A $3 million grant from the National Science Foundation has helped Clemson University put together a Technology- Human Integrated Knowledge, Education and Research program, also known as THINKER. The program matches graduate students with technical college students on an assembly line built for research.
The goal of the program is to at create well-prepared leaders who can help close the skills gap in advanced manufacturing. By going through the program, those leaders will understand the interaction of machines, people and data, according to a news release.
Economic expansion and baby boomer retirements will likely create a need to fill 3.4 million manufacturing jobs in the nation between 2015 and 2025, but only 1.4 million are likely to be adequately filled, according to a study by Deloitte and the Manufacturing Institute, the release said.
Laine Mears, the BMW SmartState Chair in Automotive Manufacturing at Clemson, said the THINKER team will be creating a new national model for graduate education.

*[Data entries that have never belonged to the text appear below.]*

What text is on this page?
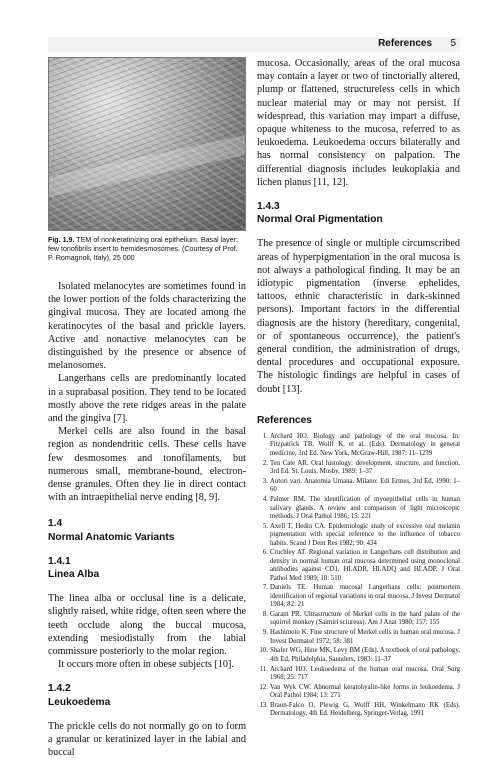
References 5
Fig. 1.9. TEM of nonkeratinizing oral epithelium. Basal layer: few tonofibrils insert to hemidesmosomes. (Courtesy of Prof. P. Romagnoli, Italy), 25 000

Isolated melanocytes are sometimes found in the lower portion of the folds characterizing the gingival mucosa. They are located among the keratinocytes of the basal and prickle layers. Active and nonactive melanocytes can be distinguished by the presence or absence of melanosomes.

Langerhans cells are predominantly located in a suprabasal position. They tend to be located mostly above the rete ridges areas in the palate and the gingiva [7].

Merkel cells are also found in the basal region as nondendritic cells. These cells have few desmosomes and tonofilaments, but numerous small, membrane-bound, electron-dense granules. Often they lie in direct contact with an intraepithelial nerve ending [8, 9].

1.4

Normal Anatomic Variants

1.4.1

Linea Alba

The linea alba or occlusal line is a delicate, slightly raised, white ridge, often seen where the teeth occlude along the buccal mucosa, extending mesiodistally from the labial commissure posteriorly to the molar region.

It occurs more often in obese subjects [10].

1.4.2

Leukoedema

The prickle cells do not normally go on to form a granular or keratinized layer in the labial and buccal

mucosa. Occasionally, areas of the oral mucosa may contain a layer or two of tinctorially altered, plump or flattened, structureless cells in which nuclear material may or may not persist. If widespread, this variation may impart a diffuse, opaque whiteness to the mucosa, referred to as leukoedema. Leukoedema occurs bilaterally and has normal consistency on palpation. The differential diagnosis includes leukoplakia and lichen planus [11, 12].

1.4.3

Normal Oral Pigmentation

The presence of single or multiple circumscribed areas of hyperpigmentation in the oral mucosa is not always a pathological finding. It may be an idiotypic pigmentation (inverse ephelides, tattoos, ethnic characteristic in dark-skinned persons). Important factors in the differential diagnosis are the history (hereditary, congenital, or of spontaneous occurrence), the patient's general condition, the administration of drugs, dental procedures and occupational exposure. The histologic findings are helpful in cases of doubt [13].

References

1. Archard HO. Biology and pathology of the oral mucosa. In: Fitzpatrick TB, Wolff K, et al. (Eds). Dermatology in general medicine, 3rd Ed. New York, McGraw-Hill, 1987: 11–1239
2. Ten Cate AR. Oral histology: development, structure, and function, 3rd Ed. St. Louis, Mosby, 1989: 1–37
3. Autori vari. Anatomia Umana. Milano: Edi Ermes, 3rd Ed, 1990: 1–60
4. Palmer RM. The identification of myoepithelial cells in human salivary glands. A review and comparison of light microscopic methods. J Oral Pathol 1986; 15: 221
5. Axell T, Hedin CA. Epidemiologic study of excessive oral melanin pigmentation with special reference to the influence of tobacco habits. Scand J Dent Res 1982; 90: 434
6. Cruchley AT. Regional variation in Langerhans cell distribution and density in normal human oral mucosa determined using monoclonal antibodies against CD1, HLADR, HLADQ and HLADP. J Oral Pathol Med 1989; 18: 510
7. Daniels TE. Human mucosal Langerhans cells: postmortem identification of regional variations in oral mucosa. J Invest Dermatol 1984; 82: 21
8. Garant PR. Ultrastructure of Merkel cells in the hard palate of the squirrel monkey (Saimiri sciureus). Am J Anat 1980; 157: 155
9. Hashimoto K. Fine structure of Merkel cells in human oral mucosa. J Invest Dermatol 1972; 58: 381
10. Shafer WG, Hine MK, Levy BM (Eds). A textbook of oral pathology, 4th Ed, Philadelphia, Saunders, 1983: 11–37
11. Archard HO. Leukoedema of the human oral mucosa. Oral Surg 1968; 25: 717
12. Van Wyk CW. Abnormal keratohyalin-like forms in leukoedema. J Oral Pathol 1984; 13: 271
13. Braun-Falco O, Plewig G, Wolff HH, Winkelmann RK (Eds). Dermatology, 4th Ed. Heidelberg, Springer-Verlag, 1991
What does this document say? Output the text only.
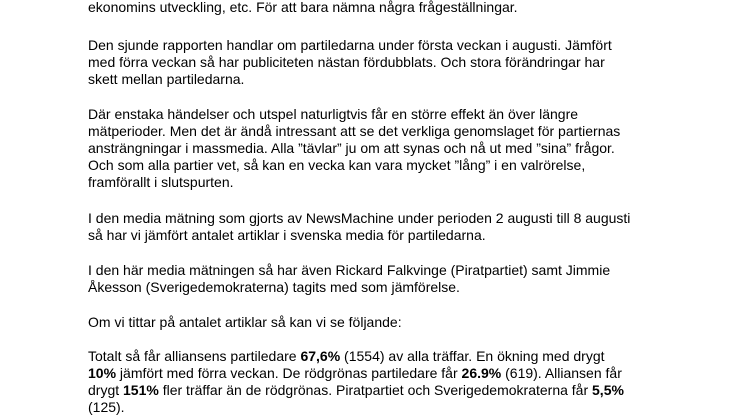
ekonomins utveckling, etc. För att bara nämna några frågeställningar.

Den sjunde rapporten handlar om partiledarna under första veckan i augusti. Jämfört
med förra veckan så har publiciteten nästan fördubblats. Och stora förändringar har
skett mellan partiledarna.

Där enstaka händelser och utspel naturligtvis får en större effekt än över längre
mätperioder. Men det är ändå intressant att se det verkliga genomslaget för partiernas
ansträngningar i massmedia. Alla ”tävlar” ju om att synas och nå ut med ”sina” frågor.
Och som alla partier vet, så kan en vecka kan vara mycket ”lång” i en valrörelse,
framförallt i slutspurten.

I den media mätning som gjorts av NewsMachine under perioden 2 augusti till 8 augusti
så har vi jämfört antalet artiklar i svenska media för partiledarna.

I den här media mätningen så har även Rickard Falkvinge (Piratpartiet) samt Jimmie
Åkesson (Sverigedemokraterna) tagits med som jämförelse.

Om vi tittar på antalet artiklar så kan vi se följande:

Totalt så får alliansens partiledare 67,6% (1554) av alla träffar. En ökning med drygt
10% jämfört med förra veckan. De rödgrönas partiledare får 26.9% (619). Alliansen får
drygt 151% fler träffar än de rödgrönas. Piratpartiet och Sverigedemokraterna får 5,5%
(125).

“We do that by putting students into a manufacturing environment and teaching them how people and technology work together and how new technologies can emerge to support that vision,” he said, in the release.

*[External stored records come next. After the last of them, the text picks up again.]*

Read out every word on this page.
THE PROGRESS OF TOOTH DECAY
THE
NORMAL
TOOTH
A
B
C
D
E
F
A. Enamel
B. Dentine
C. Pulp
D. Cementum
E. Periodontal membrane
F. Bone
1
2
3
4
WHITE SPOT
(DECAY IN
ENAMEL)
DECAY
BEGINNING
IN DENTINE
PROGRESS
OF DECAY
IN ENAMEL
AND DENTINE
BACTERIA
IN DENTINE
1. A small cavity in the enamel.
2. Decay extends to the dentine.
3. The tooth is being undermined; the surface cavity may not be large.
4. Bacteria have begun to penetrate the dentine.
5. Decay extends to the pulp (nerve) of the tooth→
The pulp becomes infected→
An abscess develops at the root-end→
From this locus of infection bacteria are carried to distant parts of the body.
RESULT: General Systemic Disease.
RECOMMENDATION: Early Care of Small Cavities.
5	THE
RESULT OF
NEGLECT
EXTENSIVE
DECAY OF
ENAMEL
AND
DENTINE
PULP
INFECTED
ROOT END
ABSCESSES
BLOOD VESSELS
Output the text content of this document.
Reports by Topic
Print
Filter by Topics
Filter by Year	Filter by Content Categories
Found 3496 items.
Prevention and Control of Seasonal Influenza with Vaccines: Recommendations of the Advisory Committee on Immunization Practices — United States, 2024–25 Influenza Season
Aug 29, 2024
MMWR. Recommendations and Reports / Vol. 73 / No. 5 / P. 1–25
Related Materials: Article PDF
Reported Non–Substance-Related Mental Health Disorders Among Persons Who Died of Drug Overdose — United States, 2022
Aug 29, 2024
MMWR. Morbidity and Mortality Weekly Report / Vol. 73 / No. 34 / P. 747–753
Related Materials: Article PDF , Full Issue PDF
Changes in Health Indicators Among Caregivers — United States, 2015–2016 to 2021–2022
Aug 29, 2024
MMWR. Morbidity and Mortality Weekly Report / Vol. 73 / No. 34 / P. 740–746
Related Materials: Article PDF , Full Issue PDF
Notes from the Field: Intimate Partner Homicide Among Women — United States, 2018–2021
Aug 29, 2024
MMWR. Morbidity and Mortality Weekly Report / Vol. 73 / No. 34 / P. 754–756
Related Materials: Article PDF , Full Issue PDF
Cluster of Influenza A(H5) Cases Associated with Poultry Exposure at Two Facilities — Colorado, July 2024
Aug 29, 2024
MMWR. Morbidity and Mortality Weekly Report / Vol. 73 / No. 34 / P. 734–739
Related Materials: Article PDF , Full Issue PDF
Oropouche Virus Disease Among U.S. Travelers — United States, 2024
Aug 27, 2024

Graduate students who enroll in THINKER will lead teams of undergraduate and technical college students in research projects suggested by industry.
The teams will focus their research on connecting human workers and internet-connected machines that are often loaded with sensors and generating massive amounts of data. A wide range of research projects could be involved, such as developing new manufacturing processes or creating wearable devices that give workers feedback to improve quality, the release said.

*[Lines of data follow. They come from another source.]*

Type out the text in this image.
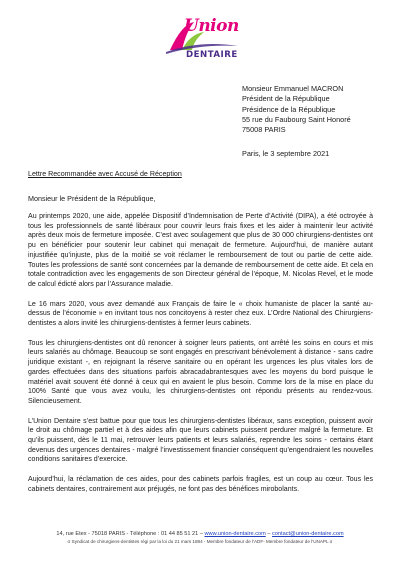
Union
DENTAIRE
Monsieur Emmanuel MACRON
Président de la République
Présidence de la République
55 rue du Faubourg Saint Honoré
75008 PARIS
Paris, le 3 septembre 2021
Lettre Recommandée avec Accusé de Réception
Monsieur le Président de la République,

Au printemps 2020, une aide, appelée Dispositif d’Indemnisation de Perte d’Activité (DIPA), a été octroyée à tous les professionnels de santé libéraux pour couvrir leurs frais fixes et les aider à maintenir leur activité après deux mois de fermeture imposée. C’est avec soulagement que plus de 30 000 chirurgiens-dentistes ont pu en bénéficier pour soutenir leur cabinet qui menaçait de fermeture. Aujourd’hui, de manière autant injustifiée qu’injuste, plus de la moitié se voit réclamer le remboursement de tout ou partie de cette aide. Toutes les professions de santé sont concernées par la demande de remboursement de cette aide. Et cela en totale contradiction avec les engagements de son Directeur général de l’époque, M. Nicolas Revel, et le mode de calcul édicté alors par l’Assurance maladie.

Le 16 mars 2020, vous avez demandé aux Français de faire le « choix humaniste de placer la santé au-dessus de l’économie » en invitant tous nos concitoyens à rester chez eux. L’Ordre National des Chirurgiens-dentistes a alors invité les chirurgiens-dentistes à fermer leurs cabinets.

Tous les chirurgiens-dentistes ont dû renoncer à soigner leurs patients, ont arrêté les soins en cours et mis leurs salariés au chômage. Beaucoup se sont engagés en prescrivant bénévolement à distance - sans cadre juridique existant -, en rejoignant la réserve sanitaire ou en opérant les urgences les plus vitales lors de gardes effectuées dans des situations parfois abracadabrantesques avec les moyens du bord puisque le matériel avait souvent été donné à ceux qui en avaient le plus besoin. Comme lors de la mise en place du 100% Santé que vous avez voulu, les chirurgiens-dentistes ont répondu présents au rendez-vous. Silencieusement.

L’Union Dentaire s’est battue pour que tous les chirurgiens-dentistes libéraux, sans exception, puissent avoir le droit au chômage partiel et à des aides afin que leurs cabinets puissent perdurer malgré la fermeture. Et qu’ils puissent, dès le 11 mai, retrouver leurs patients et leurs salariés, reprendre les soins - certains étant devenus des urgences dentaires - malgré l’investissement financier conséquent qu’engendraient les nouvelles conditions sanitaires d’exercice.

Aujourd’hui, la réclamation de ces aides, pour des cabinets parfois fragiles, est un coup au cœur. Tous les cabinets dentaires, contrairement aux préjugés, ne font pas des bénéfices mirobolants.

14, rue Etex - 75018 PARIS - Téléphone : 01 44 85 51 21 – www.union-dentaire.com – contact@union-dentaire.com
σ Syndicat de chirurgiens-dentistes régi par la loi du 21 mars 1884 - Membre fondateur de l’ADF- Membre fondateur de l’UNAPL σ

Students will conduct their research at the Clemson Vehicle Assembly Center, a research assembly line that replicates a real-world car factory. The facility is at Greenville Technical College’s Center for Manufacturing Innovation in Greenville.
David Clayton, the executive director of the Center for Manufacturing Innovation, said the collaboration underscores the depth of cooperation between the institutions on an issue crucial to South Carolina’s economic well-being.
“This program will accelerate what is already one of the fastest-growing manufacturing industries in the country,” he said, in the release. “Greenville Technical College students will have a unique opportunity to advance their education in an environment that closely replicates what happens in an advanced-manufacturing setting, giving them an advantage in the job market. Further, our students, who often have experience in manufacturing, will be well positioned to inform graduate students’ research.”